Les écrivaines-critiques (XIXe-XXe siècles)
26 mars 2026 . 9h00 – 18h00
Organisateur :
LASLAR · J. Anselmini
Lieu :
Au XIXe siècle, la critique n’a pas bonne presse : quand elle n’est pas académique, elle se compromet avec le journalisme et les nouvelles conditions médiatiques, qui amènent sa cohabitation suspecte et ses interférences avec la publicité ou « annonce » et l’entachent d’un soupçon de vénalité. On assiste ainsi tout au long du XIXe siècle – en attendant un anoblissement de la critique à la fin du XIXe siècle et surtout au siècle suivant – à un dialogue houleux et parfois même à un conflit ouvert entre les écrivains, qui sont les premières cibles des critiques, et ces derniers[1]. Pour autant, les écrivains se font eux-mêmes souvent critiques, bon gré mal gré, qu’ils y soient contraints par des nécessités « alimentaires » ou qu’ils aient l’ambition de redorer le blason de la critique en la rendant à la noblesse de ses missions : trier (c’est le sens originel du verbe grec crinein, étymon de « critiquer »), distinguer, analyser, juger les œuvres et éclairer le lectorat et le public, à l’ère d’une démocratisation de la littérature, des spectacles et de la culture artistique dans un espace que la modernité et les progrès techniques en matière de diffusion élargissent au-delà des frontières nationales.
Dans ce contexte, l’existence et l’activité des femmes menant de front production littéraire et critique posent des questions spécifiques par rapport à celles soulevées par leurs confrères hommes[2], dans la mesure où elles cumulent alors d’une certaine façon une double réprobation : non seulement celle que leur vaut le fait d’être des femmes de lettres, ces ridicules ou monstrueux « bas bleus » que fustige la misogynie du XIXe siècle et encore du siècle suivant[3], mais encore celle de se livrer à cette activité souvent mésestimée, comme ancillaire ou vénale, que constitue la critique – activité qui, cependant, offre aussi aux femmes qui écrivent un nouveau champ d’action, de positionnement, d’expression et même de combat.

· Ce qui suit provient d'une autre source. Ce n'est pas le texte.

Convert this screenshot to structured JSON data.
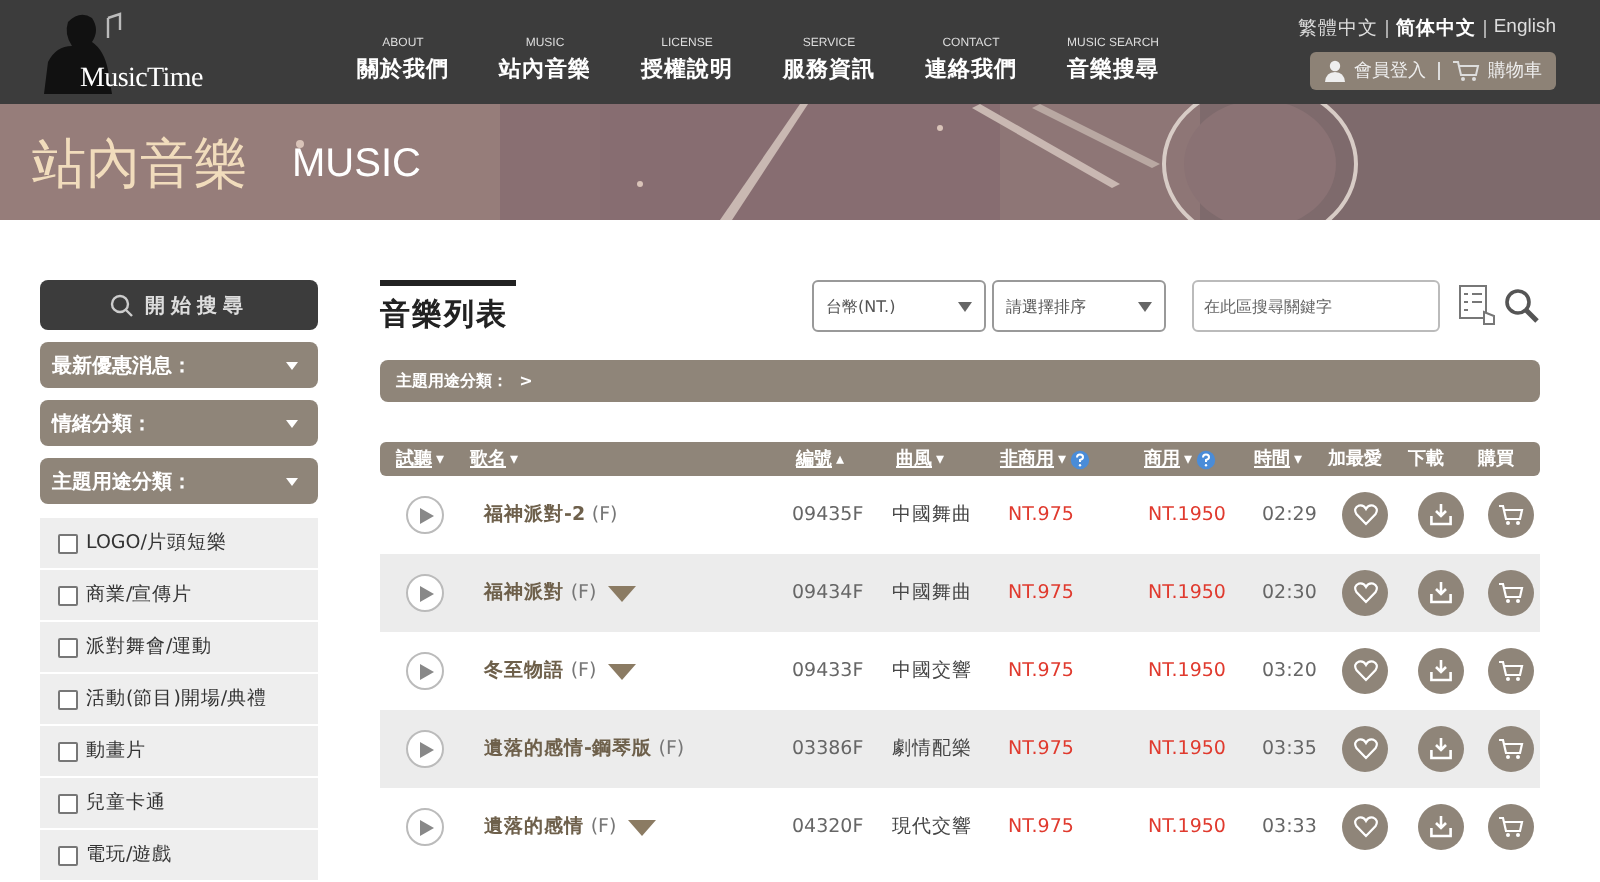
{
  "logo": {
    "text": "MusicTime"
  },
  "nav": [
    {
      "en": "ABOUT",
      "zh": "關於我們"
    },
    {
      "en": "MUSIC",
      "zh": "站內音樂"
    },
    {
      "en": "LICENSE",
      "zh": "授權說明"
    },
    {
      "en": "SERVICE",
      "zh": "服務資訊"
    },
    {
      "en": "CONTACT",
      "zh": "連絡我們"
    },
    {
      "en": "MUSIC SEARCH",
      "zh": "音樂搜尋"
    }
  ],
  "languages": [
    {
      "label": "繁體中文",
      "selected": false
    },
    {
      "label": "简体中文",
      "selected": true
    },
    {
      "label": "English",
      "selected": false
    }
  ],
  "account": {
    "login": "會員登入",
    "cart": "購物車"
  },
  "banner": {
    "title": "站內音樂",
    "subtitle": "MUSIC"
  },
  "sidebar": {
    "search_button": "開始搜尋",
    "dropdowns": [
      {
        "label": "最新優惠消息："
      },
      {
        "label": "情緒分類："
      },
      {
        "label": "主題用途分類："
      }
    ],
    "options": [
      {
        "label": "LOGO/片頭短樂",
        "checked": false
      },
      {
        "label": "商業/宣傳片",
        "checked": false
      },
      {
        "label": "派對舞會/運動",
        "checked": false
      },
      {
        "label": "活動(節目)開場/典禮",
        "checked": false
      },
      {
        "label": "動畫片",
        "checked": false
      },
      {
        "label": "兒童卡通",
        "checked": false
      },
      {
        "label": "電玩/遊戲",
        "checked": false
      }
    ]
  },
  "main": {
    "title": "音樂列表",
    "currency": "台幣(NT.)",
    "sort": "請選擇排序",
    "search": {
      "placeholder": "在此區搜尋關鍵字"
    },
    "breadcrumb": "主題用途分類：  >",
    "columns": [
      {
        "label": "試聽",
        "link": true,
        "sort_icon": "▾",
        "help": false
      },
      {
        "label": "歌名",
        "link": true,
        "sort_icon": "▾",
        "help": false
      },
      {
        "label": "編號",
        "link": true,
        "sort_icon": "▴",
        "help": false
      },
      {
        "label": "曲風",
        "link": true,
        "sort_icon": "▾",
        "help": false
      },
      {
        "label": "非商用",
        "link": true,
        "sort_icon": "▾",
        "help": true
      },
      {
        "label": "商用",
        "link": true,
        "sort_icon": "▾",
        "help": true
      },
      {
        "label": "時間",
        "link": true,
        "sort_icon": "▾",
        "help": false
      },
      {
        "label": "加最愛",
        "link": false,
        "help": false
      },
      {
        "label": "下載",
        "link": false,
        "help": false
      },
      {
        "label": "購買",
        "link": false,
        "help": false
      }
    ],
    "rows": [
      {
        "title": "福神派對-2",
        "suffix": "(F)",
        "expandable": false,
        "code": "09435F",
        "genre": "中國舞曲",
        "noncommercial": "NT.975",
        "commercial": "NT.1950",
        "time": "02:29"
      },
      {
        "title": "福神派對",
        "suffix": "(F)",
        "expandable": true,
        "code": "09434F",
        "genre": "中國舞曲",
        "noncommercial": "NT.975",
        "commercial": "NT.1950",
        "time": "02:30"
      },
      {
        "title": "冬至物語",
        "suffix": "(F)",
        "expandable": true,
        "code": "09433F",
        "genre": "中國交響",
        "noncommercial": "NT.975",
        "commercial": "NT.1950",
        "time": "03:20"
      },
      {
        "title": "遺落的感情-鋼琴版",
        "suffix": "(F)",
        "expandable": false,
        "code": "03386F",
        "genre": "劇情配樂",
        "noncommercial": "NT.975",
        "commercial": "NT.1950",
        "time": "03:35"
      },
      {
        "title": "遺落的感情",
        "suffix": "(F)",
        "expandable": true,
        "code": "04320F",
        "genre": "現代交響",
        "noncommercial": "NT.975",
        "commercial": "NT.1950",
        "time": "03:33"
      }
    ]
  }
}
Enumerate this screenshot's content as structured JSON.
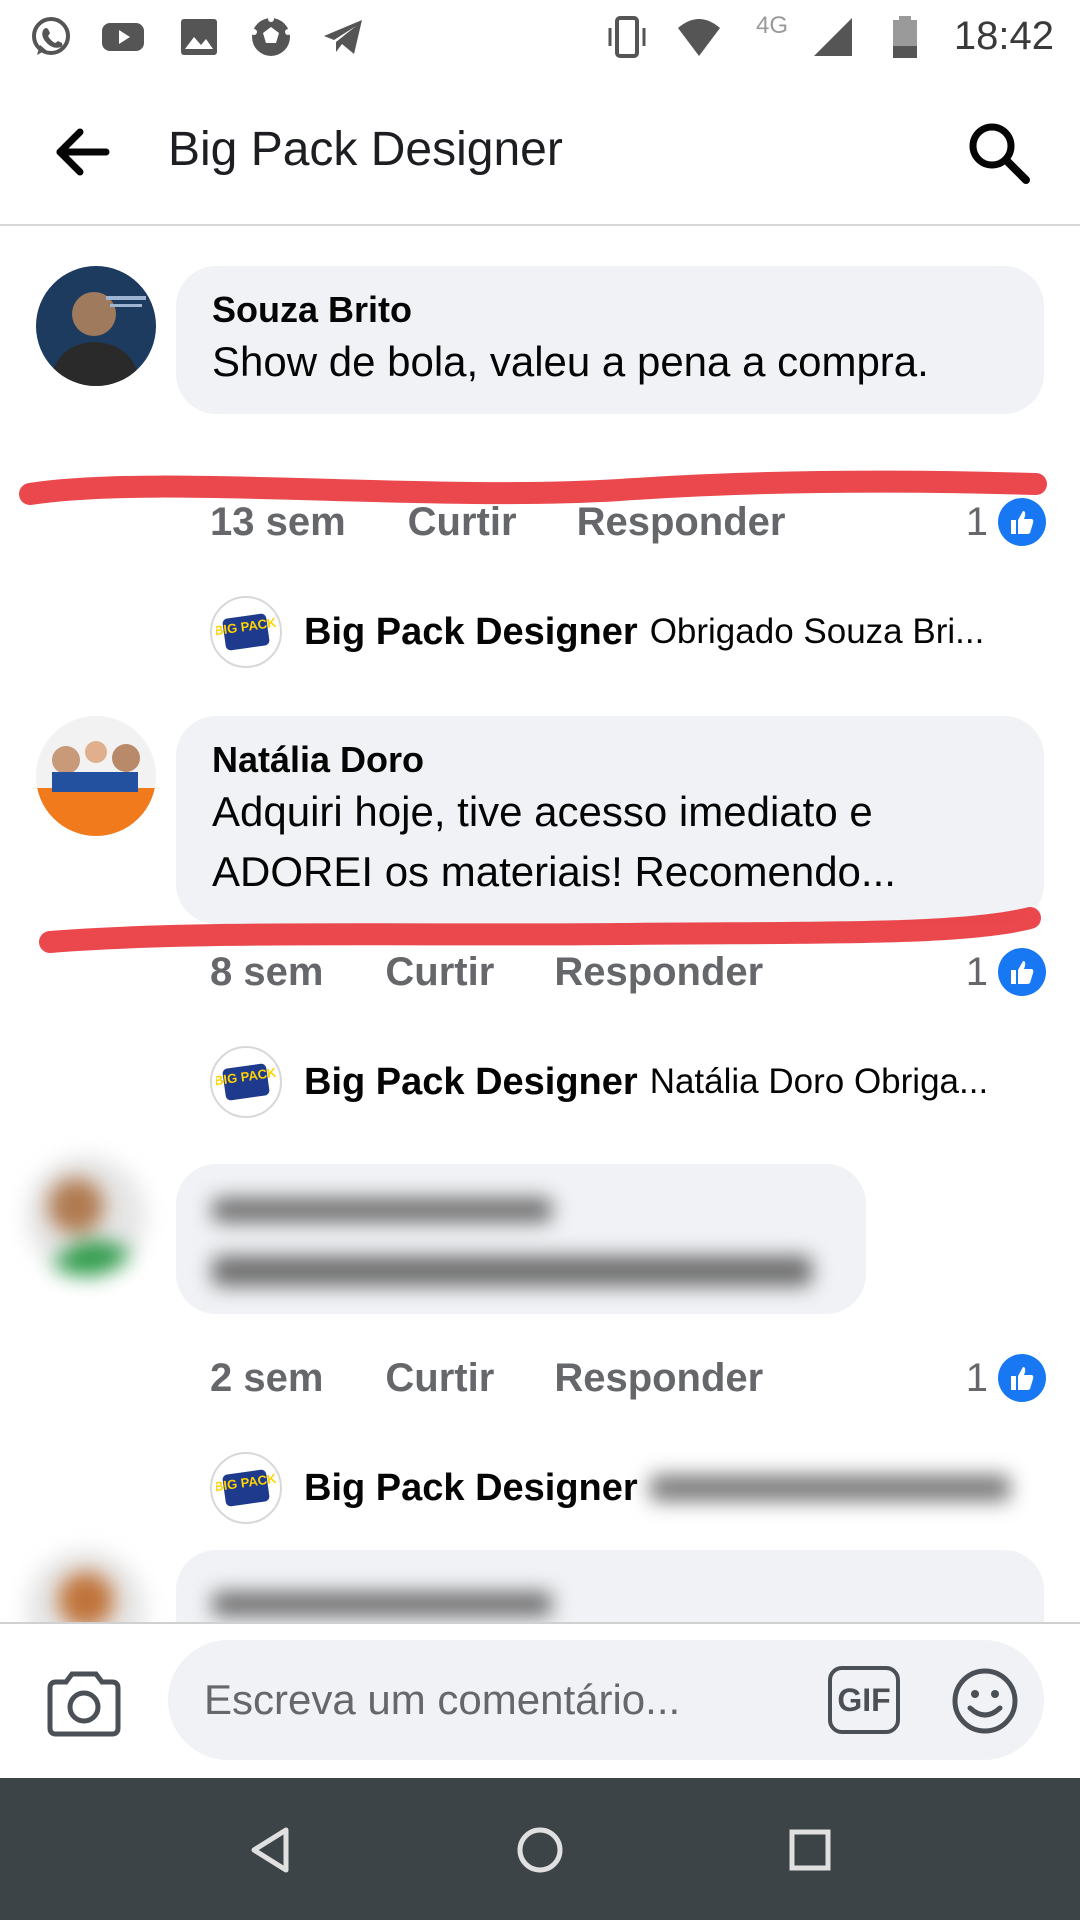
{
  "status_bar": {
    "time": "18:42",
    "network": "4G",
    "left_icons": [
      "whatsapp-icon",
      "youtube-icon",
      "gallery-icon",
      "soccer-ball-icon",
      "telegram-icon"
    ],
    "right_icons": [
      "vibrate-icon",
      "wifi-icon",
      "signal-icon",
      "battery-icon"
    ]
  },
  "header": {
    "title": "Big Pack Designer",
    "back_icon": "arrow-left-icon",
    "search_icon": "search-icon"
  },
  "comments": [
    {
      "author": "Souza Brito",
      "text": "Show de bola, valeu a pena a compra.",
      "time": "13 sem",
      "like_label": "Curtir",
      "reply_label": "Responder",
      "like_count": "1",
      "reply": {
        "author": "Big Pack Designer",
        "text": "Obrigado Souza Bri..."
      }
    },
    {
      "author": "Natália Doro",
      "text": "Adquiri hoje, tive acesso imediato e ADOREI os materiais! Recomendo...",
      "time": "8 sem",
      "like_label": "Curtir",
      "reply_label": "Responder",
      "like_count": "1",
      "reply": {
        "author": "Big Pack Designer",
        "text": "Natália Doro Obriga..."
      }
    },
    {
      "author": "",
      "text": "",
      "time": "2 sem",
      "like_label": "Curtir",
      "reply_label": "Responder",
      "like_count": "1",
      "reply": {
        "author": "Big Pack Designer",
        "text": ""
      }
    }
  ],
  "logo_text": "BIG PACK",
  "composer": {
    "placeholder": "Escreva um comentário...",
    "gif_label": "GIF",
    "camera_icon": "camera-icon",
    "emoji_icon": "smiley-icon"
  },
  "colors": {
    "like_blue": "#1877f2",
    "bubble_bg": "#f0f2f5",
    "meta_gray": "#65676b",
    "highlight_red": "#e8343a",
    "nav_bar": "#3d4447"
  }
}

Ainsi, qui ont été les écrivaines-critiques ? Comment ont-elles géré leur double carrière et concilié leur double activité ? Selon quelles stratégies, dans quels cercles et contextes, sur quels supports ? Comment ont-elles construit leur ethos « bifrons » et négocié, par leur propre discours auctorial, les deux faces de leur existence littéraire ? L’activité critique a-t-elle été assumée, voire revendiquée, ou au contraire masquée (sous le voile du pseudonyme, par exemple) ? Enfin, quelles interférences formelles, esthétiques et stylistiques induit cette double pratique ? En quoi la critique vient-elle nourrir et infléchir la création littéraire, en quoi, réciproquement, la critique est-elle « littérarisée », et comment, par l’écriture littéraire parallèle ? Finalement, peut-on considérer la traduction, accessible aux femmes en raison de son autorité « faible » et souvent exercée par celles-ci pour son potentiel rémunérateur, dans les choix qu’elle implique et la visibilité qu’elle confère à certains textes plutôt qu’à d’autres, comme une activité complémentaire au travail de la critique ?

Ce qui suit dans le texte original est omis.